MediaJustitia.com: Menteri Hukum dan HAM Yasonna Laoly digugat secara perdata ke Pengadilan Negeri Surakarta terkait narapidana asimilasi yang kembali berulah melakukan tindak pidana setelah mendapatkan kebebasan.
Gugatan diajukan oleh Yayasan Mega Bintang Indonesia 1997, Perkumpulan Masyarakat Anti Ketidakadilan Independen, serta Lembaga Pengawasan dan Pengawalan Penegakan Hukum Indonesia (LP3HI).
Dimana para Penggugat melayangkan gugatannya kepada Kepala Rutan Kelas I A Surakarta, Jawa Tengah, sebagai tergugat I, Kepala Kantor Wilayah Kementerian Hukum dan HAM Provinsi Jateng sebagai tergugat II, serta Menteri Hukum dan HAM sebagai tergugat III.
Ketua Yayasan Mega Bintang Indonesia 1997 Boyamin Saiman meyoroti mengenai persyaratan narapidana yang dilepas dalam kebijakan tersebut, sebagai berikut. Pertama, berkelakuan baik berdasar tidak ada catatan pernah melanggar selama dalam lapas. Syarat kedua, membuat surat pernyataan tidak akan melakukan kejahatan lagi.
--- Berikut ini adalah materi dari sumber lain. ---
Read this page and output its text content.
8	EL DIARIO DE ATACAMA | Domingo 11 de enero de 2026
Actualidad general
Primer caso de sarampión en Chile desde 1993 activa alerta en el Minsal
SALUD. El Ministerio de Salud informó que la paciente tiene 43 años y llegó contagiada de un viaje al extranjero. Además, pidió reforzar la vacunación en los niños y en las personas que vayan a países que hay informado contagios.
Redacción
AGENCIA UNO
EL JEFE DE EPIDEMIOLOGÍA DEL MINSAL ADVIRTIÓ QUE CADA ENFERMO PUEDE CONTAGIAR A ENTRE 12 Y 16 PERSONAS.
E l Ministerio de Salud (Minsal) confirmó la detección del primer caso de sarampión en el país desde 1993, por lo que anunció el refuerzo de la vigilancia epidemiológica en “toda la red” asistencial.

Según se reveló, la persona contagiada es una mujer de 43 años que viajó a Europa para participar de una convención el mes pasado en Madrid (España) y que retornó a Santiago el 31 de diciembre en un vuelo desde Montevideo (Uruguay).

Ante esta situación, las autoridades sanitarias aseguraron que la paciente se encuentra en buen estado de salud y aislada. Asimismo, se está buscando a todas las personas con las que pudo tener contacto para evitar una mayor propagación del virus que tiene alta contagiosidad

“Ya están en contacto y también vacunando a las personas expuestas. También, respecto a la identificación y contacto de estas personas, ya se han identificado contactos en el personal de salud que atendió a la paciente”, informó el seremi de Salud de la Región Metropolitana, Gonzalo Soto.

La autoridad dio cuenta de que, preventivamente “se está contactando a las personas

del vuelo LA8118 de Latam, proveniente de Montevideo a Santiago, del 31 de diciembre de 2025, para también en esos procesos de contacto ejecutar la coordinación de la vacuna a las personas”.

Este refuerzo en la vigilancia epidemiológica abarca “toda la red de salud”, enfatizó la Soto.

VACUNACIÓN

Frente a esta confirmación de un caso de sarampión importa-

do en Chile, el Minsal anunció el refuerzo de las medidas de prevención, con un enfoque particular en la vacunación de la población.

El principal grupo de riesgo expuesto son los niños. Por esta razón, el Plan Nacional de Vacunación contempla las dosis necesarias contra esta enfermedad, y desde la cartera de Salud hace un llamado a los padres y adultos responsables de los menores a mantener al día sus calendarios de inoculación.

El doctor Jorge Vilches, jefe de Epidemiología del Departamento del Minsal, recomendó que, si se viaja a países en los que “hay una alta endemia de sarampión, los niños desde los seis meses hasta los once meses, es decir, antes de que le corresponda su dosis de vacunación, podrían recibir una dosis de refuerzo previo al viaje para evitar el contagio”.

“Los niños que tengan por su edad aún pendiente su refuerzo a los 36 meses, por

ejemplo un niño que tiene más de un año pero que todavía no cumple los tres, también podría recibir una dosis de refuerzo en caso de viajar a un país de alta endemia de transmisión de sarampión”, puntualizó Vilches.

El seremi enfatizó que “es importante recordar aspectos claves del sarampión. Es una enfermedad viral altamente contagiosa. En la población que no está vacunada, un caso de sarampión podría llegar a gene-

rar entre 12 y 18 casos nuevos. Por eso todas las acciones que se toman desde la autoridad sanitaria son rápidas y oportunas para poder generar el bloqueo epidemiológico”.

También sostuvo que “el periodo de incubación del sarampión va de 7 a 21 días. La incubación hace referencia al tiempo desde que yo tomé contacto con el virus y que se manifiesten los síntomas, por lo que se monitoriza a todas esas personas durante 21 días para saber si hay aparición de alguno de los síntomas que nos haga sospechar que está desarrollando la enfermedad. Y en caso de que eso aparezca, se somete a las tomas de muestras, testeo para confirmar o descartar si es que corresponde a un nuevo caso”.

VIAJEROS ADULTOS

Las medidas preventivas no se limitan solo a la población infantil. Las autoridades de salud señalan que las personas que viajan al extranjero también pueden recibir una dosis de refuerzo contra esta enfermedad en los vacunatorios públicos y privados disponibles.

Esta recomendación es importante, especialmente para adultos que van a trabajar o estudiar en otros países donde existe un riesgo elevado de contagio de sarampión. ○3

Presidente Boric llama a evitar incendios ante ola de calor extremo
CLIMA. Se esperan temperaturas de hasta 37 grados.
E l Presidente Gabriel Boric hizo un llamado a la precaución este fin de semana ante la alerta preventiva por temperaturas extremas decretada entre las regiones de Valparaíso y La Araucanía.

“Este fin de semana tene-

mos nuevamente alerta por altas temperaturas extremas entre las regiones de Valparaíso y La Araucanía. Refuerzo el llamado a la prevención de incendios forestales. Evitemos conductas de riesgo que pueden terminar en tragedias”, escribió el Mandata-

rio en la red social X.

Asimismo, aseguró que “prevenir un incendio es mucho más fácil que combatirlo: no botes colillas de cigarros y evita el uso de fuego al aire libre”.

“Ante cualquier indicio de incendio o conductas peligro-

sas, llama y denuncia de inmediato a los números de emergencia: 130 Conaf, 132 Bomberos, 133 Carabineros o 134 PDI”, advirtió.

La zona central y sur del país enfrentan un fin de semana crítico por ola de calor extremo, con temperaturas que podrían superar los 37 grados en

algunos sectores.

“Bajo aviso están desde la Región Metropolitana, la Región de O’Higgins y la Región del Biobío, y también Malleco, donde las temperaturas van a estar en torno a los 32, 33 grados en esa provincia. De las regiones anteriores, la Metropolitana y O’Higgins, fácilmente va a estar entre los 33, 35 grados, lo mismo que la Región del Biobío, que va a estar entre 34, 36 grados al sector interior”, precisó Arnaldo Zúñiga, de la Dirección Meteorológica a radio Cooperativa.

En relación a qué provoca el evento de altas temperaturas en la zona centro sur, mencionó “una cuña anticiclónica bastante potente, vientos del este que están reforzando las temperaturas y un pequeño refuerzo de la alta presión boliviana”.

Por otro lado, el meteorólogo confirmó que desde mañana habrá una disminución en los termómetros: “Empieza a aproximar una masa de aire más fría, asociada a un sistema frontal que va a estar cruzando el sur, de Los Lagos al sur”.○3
Boyamin menilai persyaratan itu dianggap kurang tepat karena tidak menyertakan psikotes sebagai salah satu pertimbangan pembebasan narapidana. Selain itu, para tergugat dianggap tidak berhati-hati dan tidak mengawasi para napi sehingga ada yang kembali berbuat kejahatan.
“Nah materi gugatan adalah Para Tergugat salah hanya menerapkan syarat tersebut secara sederhana, tanpa meneliti secara mendalam watak napi dengan psikotes sehingga hasilnya napi berbuat jahat lagi. Jadi yang dipersalahkan adalah teledor, tidak hati-hati dan melanggar prinsip pembinaan saat memutuskan Napi asimilasi,” kata Boyamin, melalui DetikNews pada Minggu (26/4/2020).
Boyamin mengatakan Kepala Rutan Kelas I A Surakarta digugat karena melepaskan napi diduga secara tidak memenuhi syarat dan tidak melakukan pengawasan sehingga napi tersebut melakukan kejahatan di masyarakat. Selain itu, Kakanwil Kemenkum HAM Jateng digugat karena mengizinkan Karutan Surakarta melepaskan napi Rutan Surakarta serta mengizinkan dan melepaskan napi seluruh Jateng tapi tidak melakukan pengawasan sehingga kemudian berbuat jahat di Solo.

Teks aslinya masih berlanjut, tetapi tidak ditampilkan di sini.